In case you missed all of the witty headlines, Jesus was struck by lightning and burned to the ground this week. But despite the $700,000 in damages, the Solid Rock Church vows to rebuild “Touchdown Jesus.” Meanwhile, in the wake of his recent scandal, Tim Wilson at Killing the Buddha outlines how the Church of Tiger Woods is also burning to the ground.

Baptists are using their presences in the military to oppose the repeal of Don’t Ask/Don’t Tell. Fearing, as the Rev. David Mullis, the Southern Baptists’ military chaplaincy coordinator put it, “if there was a prohibition about certain kinds of literature that did not espouse homosexuality, I can see the Bible being banned in the military.” The Southern Baptist Convention has also turned its attention to the gulf oil spill. The SBC is urging churches to get involved in the clean up and to hold both government authorities and big oil responsible.

Questions of Christianity and feminism continue to haunt the Tea Party and the Republicans this week. Is South Carolina’s Nikkie Haley Christian enough for the evangelicals in her state? How can Sarah Palin claim to be a feminist? Or is she just another member of the Reproductive Right?

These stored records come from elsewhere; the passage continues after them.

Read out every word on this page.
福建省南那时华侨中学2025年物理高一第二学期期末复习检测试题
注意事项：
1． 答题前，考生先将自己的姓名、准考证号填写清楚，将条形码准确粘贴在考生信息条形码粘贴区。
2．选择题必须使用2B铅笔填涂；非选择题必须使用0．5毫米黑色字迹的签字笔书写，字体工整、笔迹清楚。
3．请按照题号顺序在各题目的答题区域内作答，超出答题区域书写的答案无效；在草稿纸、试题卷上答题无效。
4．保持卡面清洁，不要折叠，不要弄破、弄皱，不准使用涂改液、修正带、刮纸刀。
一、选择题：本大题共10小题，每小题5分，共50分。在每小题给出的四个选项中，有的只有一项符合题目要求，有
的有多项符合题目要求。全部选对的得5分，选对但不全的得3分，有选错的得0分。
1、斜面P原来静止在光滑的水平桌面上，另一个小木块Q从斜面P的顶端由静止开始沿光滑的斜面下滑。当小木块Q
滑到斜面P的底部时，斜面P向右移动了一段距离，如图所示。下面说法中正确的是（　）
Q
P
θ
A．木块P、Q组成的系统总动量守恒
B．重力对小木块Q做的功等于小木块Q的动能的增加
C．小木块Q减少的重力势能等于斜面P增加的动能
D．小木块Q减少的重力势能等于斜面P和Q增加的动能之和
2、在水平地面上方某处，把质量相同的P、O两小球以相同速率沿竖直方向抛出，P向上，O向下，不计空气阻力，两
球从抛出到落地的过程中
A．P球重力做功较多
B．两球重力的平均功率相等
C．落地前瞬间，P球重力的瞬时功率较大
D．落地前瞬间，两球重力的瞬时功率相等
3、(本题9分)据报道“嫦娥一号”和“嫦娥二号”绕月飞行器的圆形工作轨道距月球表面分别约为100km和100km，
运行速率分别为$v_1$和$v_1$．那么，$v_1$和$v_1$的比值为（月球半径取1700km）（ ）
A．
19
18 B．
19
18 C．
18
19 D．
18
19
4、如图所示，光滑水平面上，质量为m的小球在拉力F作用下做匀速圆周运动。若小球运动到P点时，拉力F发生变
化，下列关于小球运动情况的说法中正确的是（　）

While our own Sarah Posner’s conversation with Mollie Ziegler Hemingway about religion and politics was featured on the NYTimes.com site, others argue that journalism has replaced religion as the source of public morality. Or does religion reporting serve as public therapy? Offering a pularistic balm to the wounds of religious difference. At the Guardian, they wonder if inmates should get religion in prison and the American Association for the Advancement of Science tries to help scientists get religion (or is it get scientists with religion?).

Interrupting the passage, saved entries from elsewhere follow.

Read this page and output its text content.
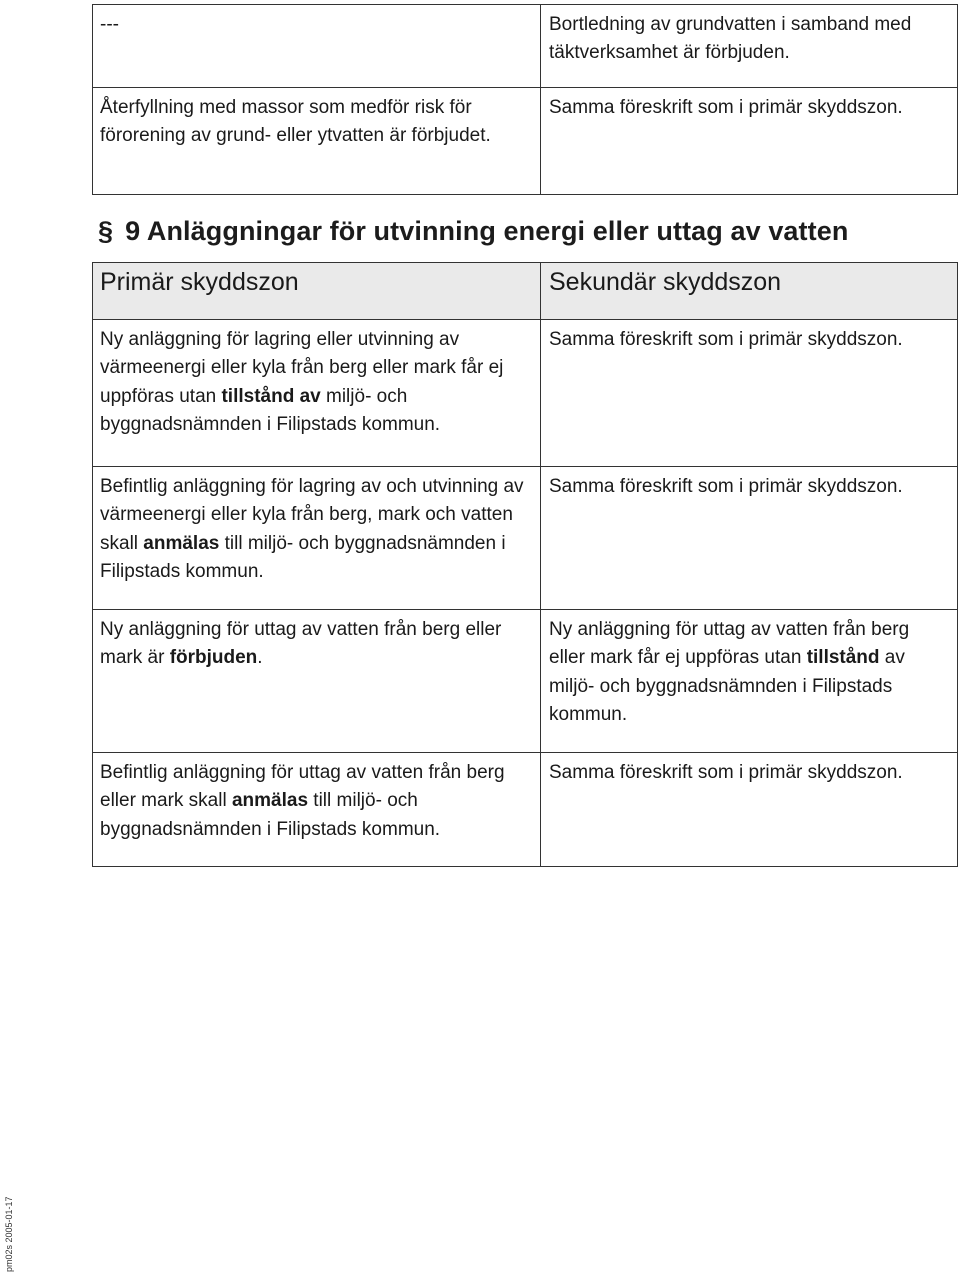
---	Bortledning av grundvatten i samband med täktverksamhet är förbjuden.
Återfyllning med massor som medför risk för förorening av grund- eller ytvatten är förbjudet.	Samma föreskrift som i primär skyddszon.
§ 9 Anläggningar för utvinning energi eller uttag av vatten
Primär skyddszon	Sekundär skyddszon
Ny anläggning för lagring eller utvinning av värmeenergi eller kyla från berg eller mark får ej uppföras utan tillstånd av miljö- och byggnadsnämnden i Filipstads kommun.	Samma föreskrift som i primär skyddszon.
Befintlig anläggning för lagring av och utvinning av värmeenergi eller kyla från berg, mark och vatten skall anmälas till miljö- och byggnadsnämnden i Filipstads kommun.	Samma föreskrift som i primär skyddszon.
Ny anläggning för uttag av vatten från berg eller mark är förbjuden.	Ny anläggning för uttag av vatten från berg eller mark får ej uppföras utan tillstånd av miljö- och byggnadsnämnden i Filipstads kommun.
Befintlig anläggning för uttag av vatten från berg eller mark skall anmälas till miljö- och byggnadsnämnden i Filipstads kommun.	Samma föreskrift som i primär skyddszon.
pm02s 2005-01-17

In California, the budget woes are bridging religious difference. Leaders from 10 different faiths joined together to ask for divine intervention in the budget crisis. Meanwhile, the Los Angeles Dodgers are relying on ‘V energy’ to try and make a run at the MLB playoffs. They recently hired a spiritual healer and scientist to bring the team positive energy that will improve performance on the field and fill the stands. The Freedom From Religion Foundation is trying to keep churches empty, however, through their Chicago bus advertisements encouraging the Windy City’s faithful to sleep in on Sunday mornings. She wasn’t driving a bus, but a dispute over a traffic ticket involving a veiled woman in France has intensified controversy over French anti-veil legislation.

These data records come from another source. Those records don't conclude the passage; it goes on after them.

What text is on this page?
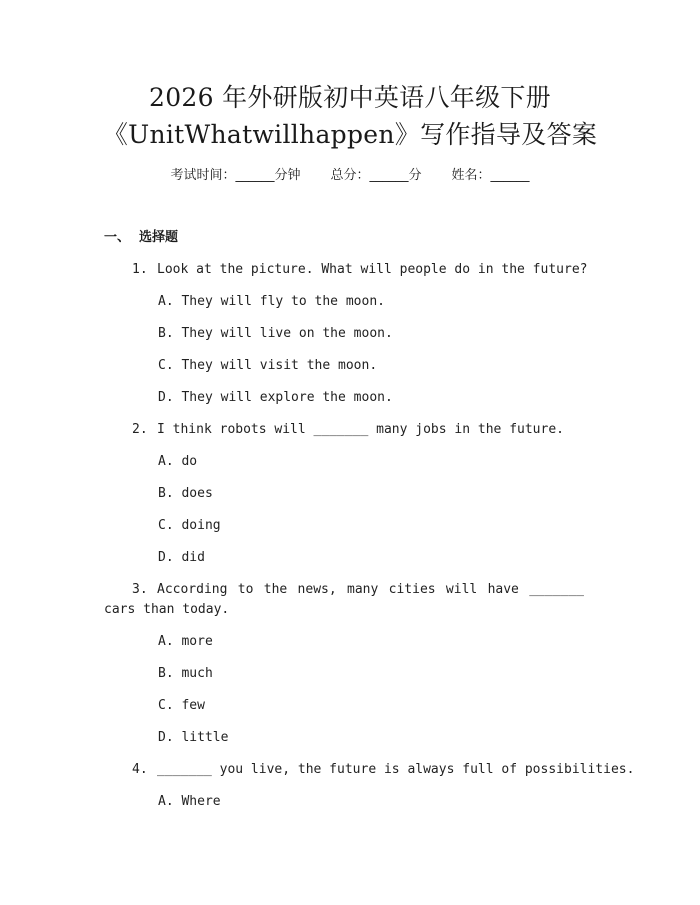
2026 年外研版初中英语八年级下册
《UnitWhatwillhappen》写作指导及答案
考试时间：______分钟 总分：______分 姓名：______
一、  选择题
1. Look at the picture. What will people do in the future?
A. They will fly to the moon.
B. They will live on the moon.
C. They will visit the moon.
D. They will explore the moon.
2. I think robots will _______ many jobs in the future.
A. do
B. does
C. doing
D. did
3. According to the news, many cities will have _______ cars than today.
A. more
B. much
C. few
D. little
4. _______ you live, the future is always full of possibilities.
A. Where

Regardless of whether or not you get the religion of soccer, seminarians in Rome are quite happy to put on a pair of cleats. Forget the U.S. tie with England, I’m more interested in the Redemptoris Mater win over the North American Martyrs. Back in Los Angeles, Cardinal Roger Mahoney defends his decision not to tell police about abuse within the Archdiocese. NPR examines the changing role of the Catholic Church in Cuban politics.